I'm trying to implement caching: If a value doesn't exist, then fetch it.
const cache = atom({
key: "cache",
default: new Map()
});
const value = selectorFamily({
key: "value",
get: (id) => async ({ get }) => {
const map = get(cache);
return map.get(id) || await fetch(id);
},
});
My questions are:
1) Can I force a re-fetch without manually fetching and setting in my component? I tried adding a setter:
set: (id) => async ({ set }) => {
const data = await fetch(id);
set(cache, (prevState) => prevState.set(id, data));
},
with the idea of just calling useResetRecoilState(value(id)). But, this doesn't seem to update my components. Is this because set is async?
2) How do I initially populate the cache? I can call set for the IDs I care about, but ideally I want get to add values to the cache.
JS Map is mutable, so you should not call set() on a Map stored in an atom. Atom state isn't really meant to be used for holding caches like this. It looks like you're trying to use a cache to cache the results of the selectorFamily() evaluation? If so, that shouldn't be necessary since Recoil already caches selector evaluations.
Ok, I can replace the Map with an object.

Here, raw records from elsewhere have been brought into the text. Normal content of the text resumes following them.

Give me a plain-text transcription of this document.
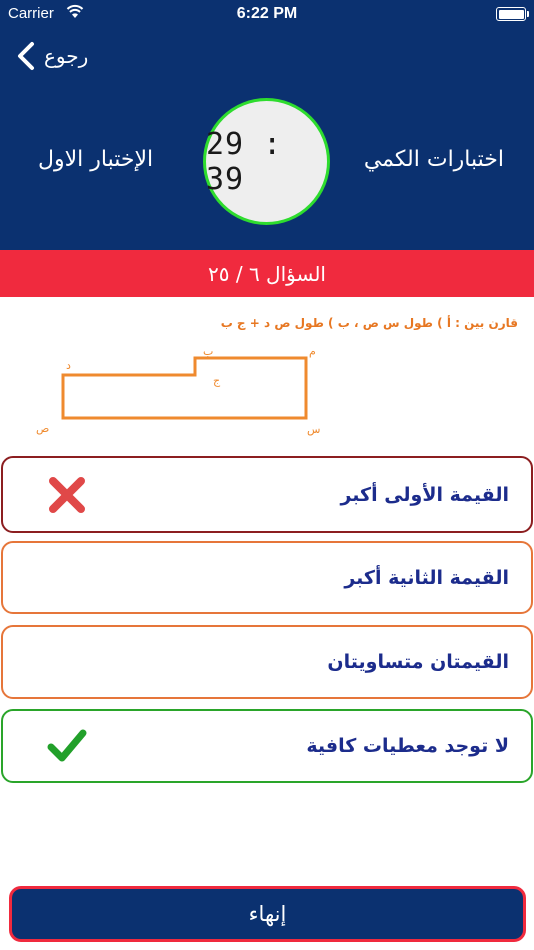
Carrier	6:22 PM
رجوع
اختبارات الكمي
29 : 39
الإختبار الاول
السؤال ٦ / ٢٥
قارن بين : أ ) طول س ص ، ب ) طول ص د + ج ب
م
ب
ج
د
س
ص
القيمة الأولى أكبر
القيمة الثانية أكبر
القيمتان متساويتان
لا توجد معطيات كافية
إنهاء
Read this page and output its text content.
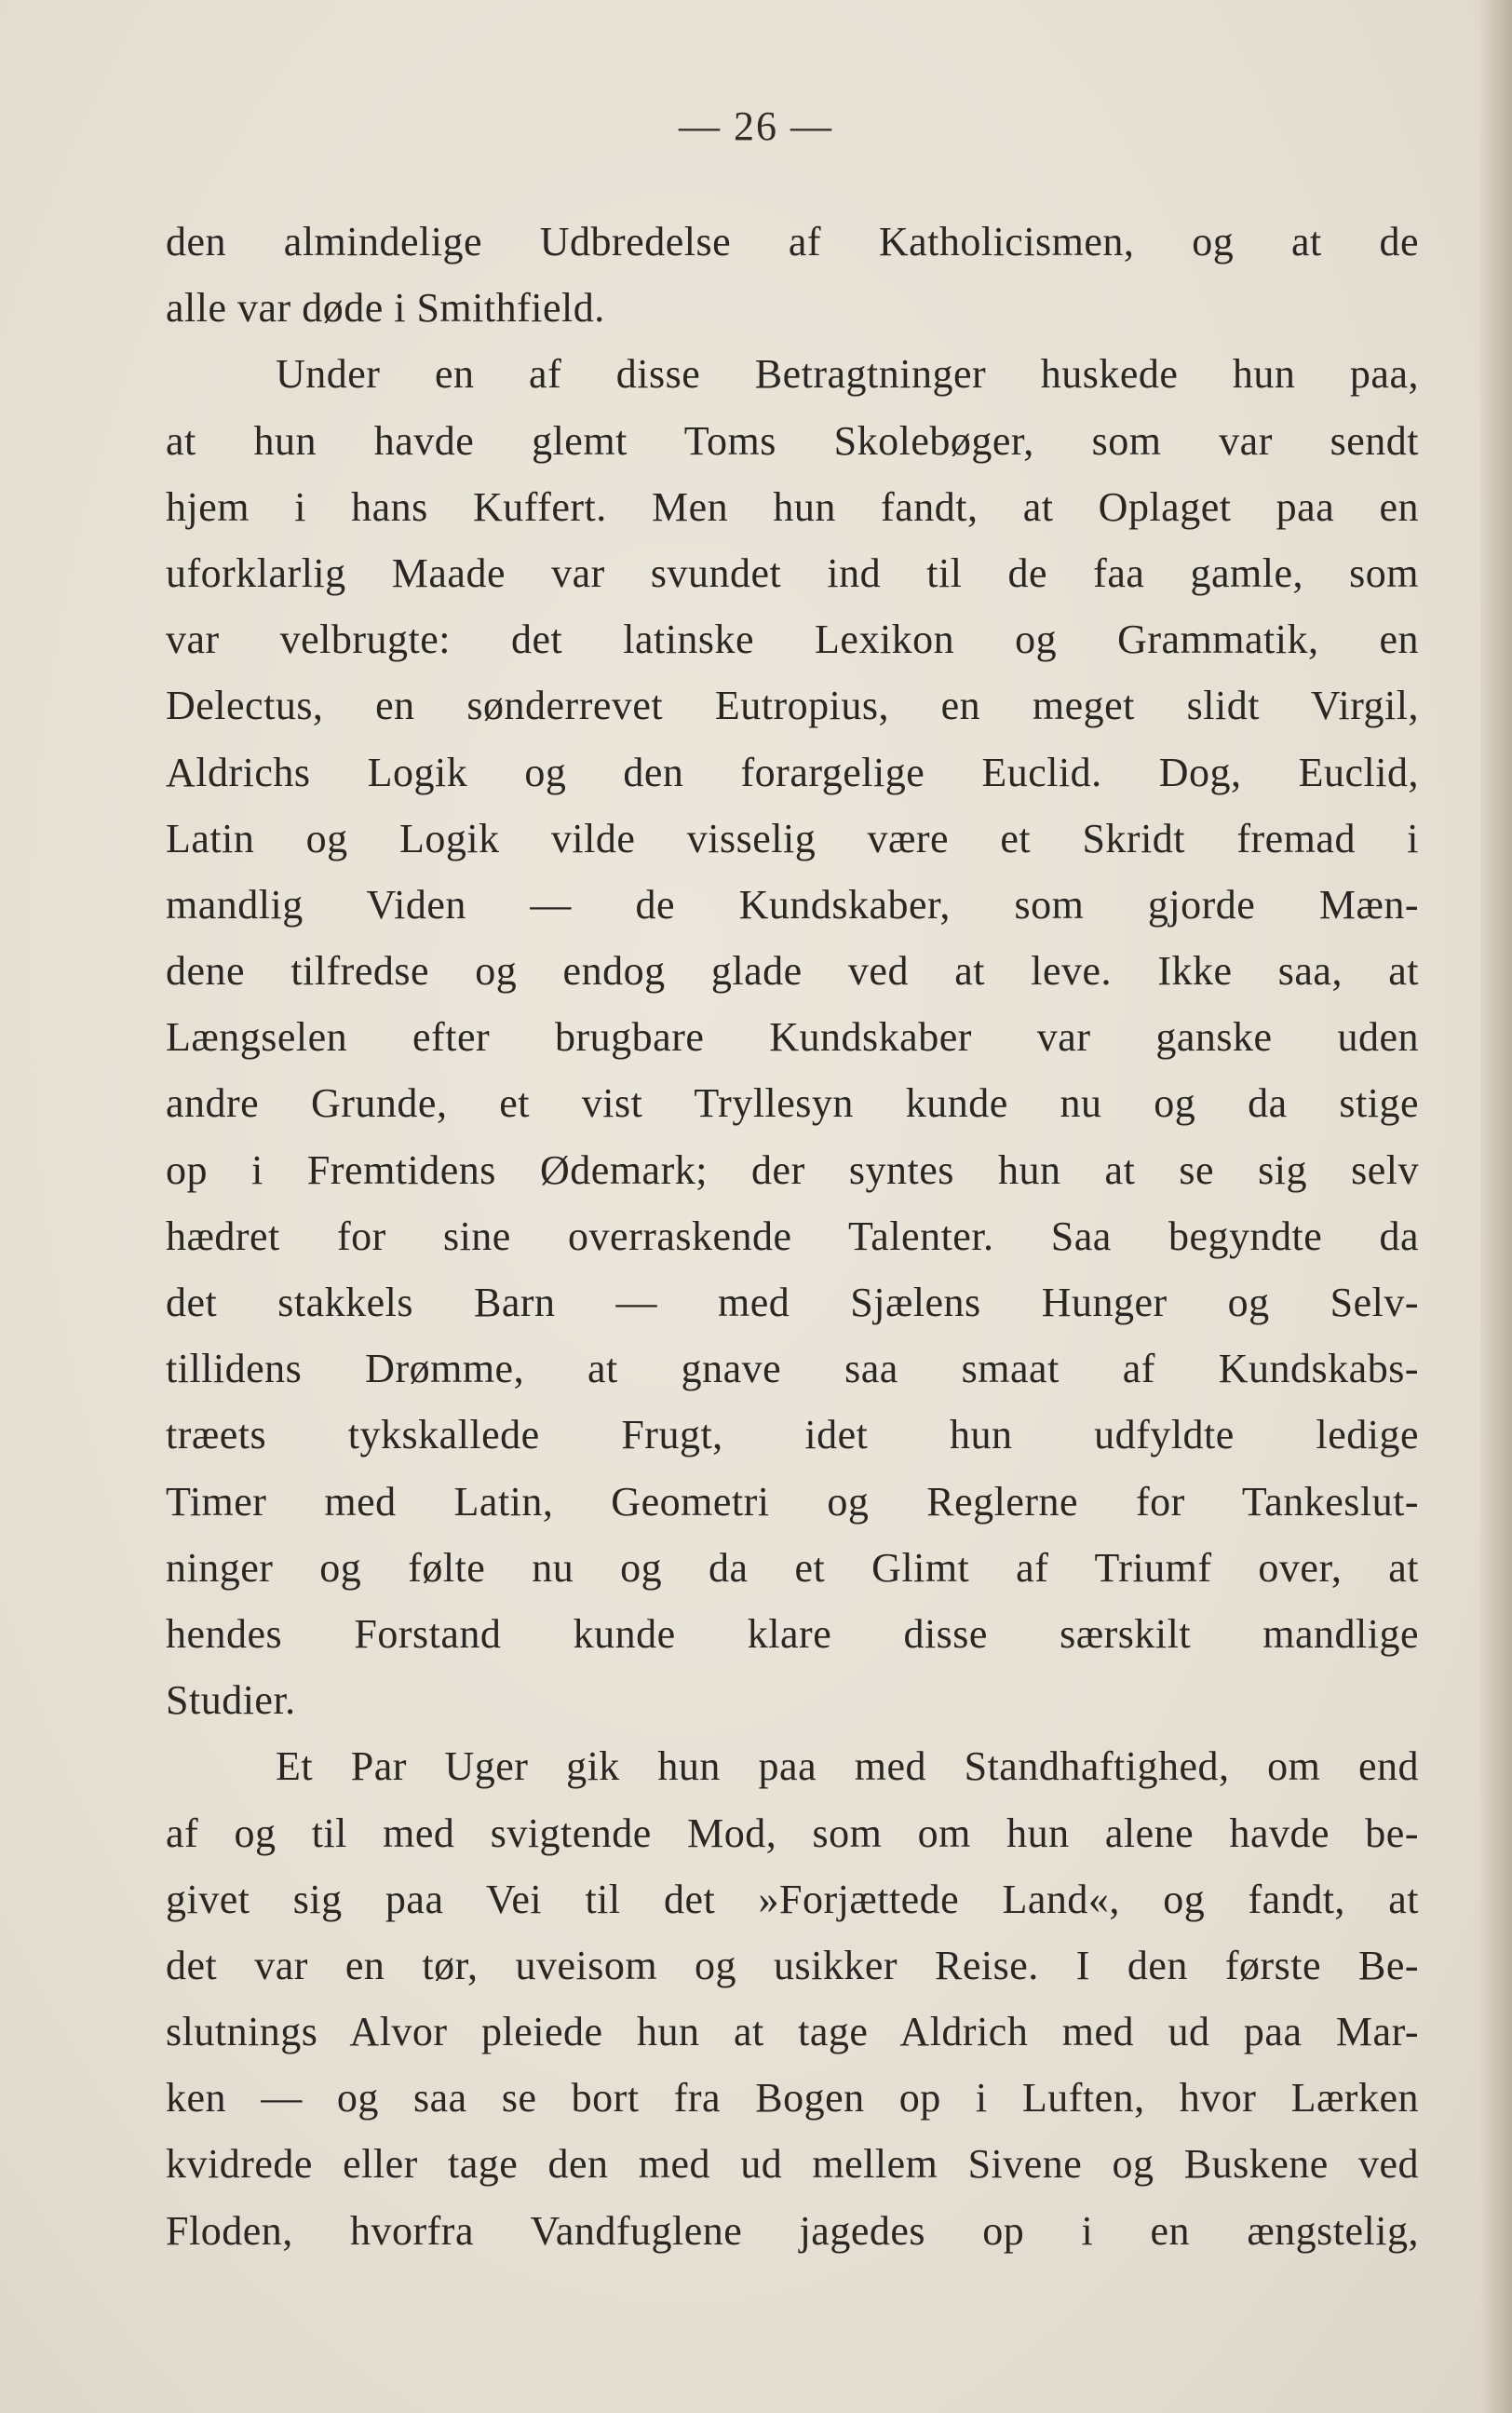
— 26 —
den almindelige Udbredelse af Katholicismen, og at de
alle var døde i Smithfield.
Under en af disse Betragtninger huskede hun paa,
at hun havde glemt Toms Skolebøger, som var sendt
hjem i hans Kuffert. Men hun fandt, at Oplaget paa en
uforklarlig Maade var svundet ind til de faa gamle, som
var velbrugte: det latinske Lexikon og Grammatik, en
Delectus, en sønderrevet Eutropius, en meget slidt Virgil,
Aldrichs Logik og den forargelige Euclid. Dog, Euclid,
Latin og Logik vilde visselig være et Skridt fremad i
mandlig Viden — de Kundskaber, som gjorde Mæn-
dene tilfredse og endog glade ved at leve. Ikke saa, at
Længselen efter brugbare Kundskaber var ganske uden
andre Grunde, et vist Tryllesyn kunde nu og da stige
op i Fremtidens Ødemark; der syntes hun at se sig selv
hædret for sine overraskende Talenter. Saa begyndte da
det stakkels Barn — med Sjælens Hunger og Selv-
tillidens Drømme, at gnave saa smaat af Kundskabs-
træets tykskallede Frugt, idet hun udfyldte ledige
Timer med Latin, Geometri og Reglerne for Tankeslut-
ninger og følte nu og da et Glimt af Triumf over, at
hendes Forstand kunde klare disse særskilt mandlige
Studier.
Et Par Uger gik hun paa med Standhaftighed, om end
af og til med svigtende Mod, som om hun alene havde be-
givet sig paa Vei til det »Forjættede Land«, og fandt, at
det var en tør, uveisom og usikker Reise. I den første Be-
slutnings Alvor pleiede hun at tage Aldrich med ud paa Mar-
ken — og saa se bort fra Bogen op i Luften, hvor Lærken
kvidrede eller tage den med ud mellem Sivene og Buskene ved
Floden, hvorfra Vandfuglene jagedes op i en ængstelig,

I want to cache because when the selectorFamily is evaluating, it returns a promise. I'd like to return the previous value if available:
Maybe I need to use another atom?
Using a mutable object instead of a map is still a problem. All values stored in an atom should be immutable / read-only. It also sounds like selectors are already doing the caching that you want. When a selector is evaluated for the first time it runs the evaluation function, which may return a pending promise, and the result is cached. Subsequent attempts to get the selector value will then use that same cached promise which may still be pending, or the cache will be updated when the promise resolves or errors.
What about using an immutable map?
The selector is doing _almost_ what I want. My issue is that my selector is impure - first eval returns 1, next eval may return 2, etc. I need something to store the resolved 1 value and provide it to consumers, while fetching 2. When 2 resolves, it will overwrite 1.
Duplicate of #290
Ah, so your usecase is to return the previous value while pending. the useTransition() hook may be useful for this when Recoil releases full concurrent mode support. In the meantime, #290 discusses some current workarounds.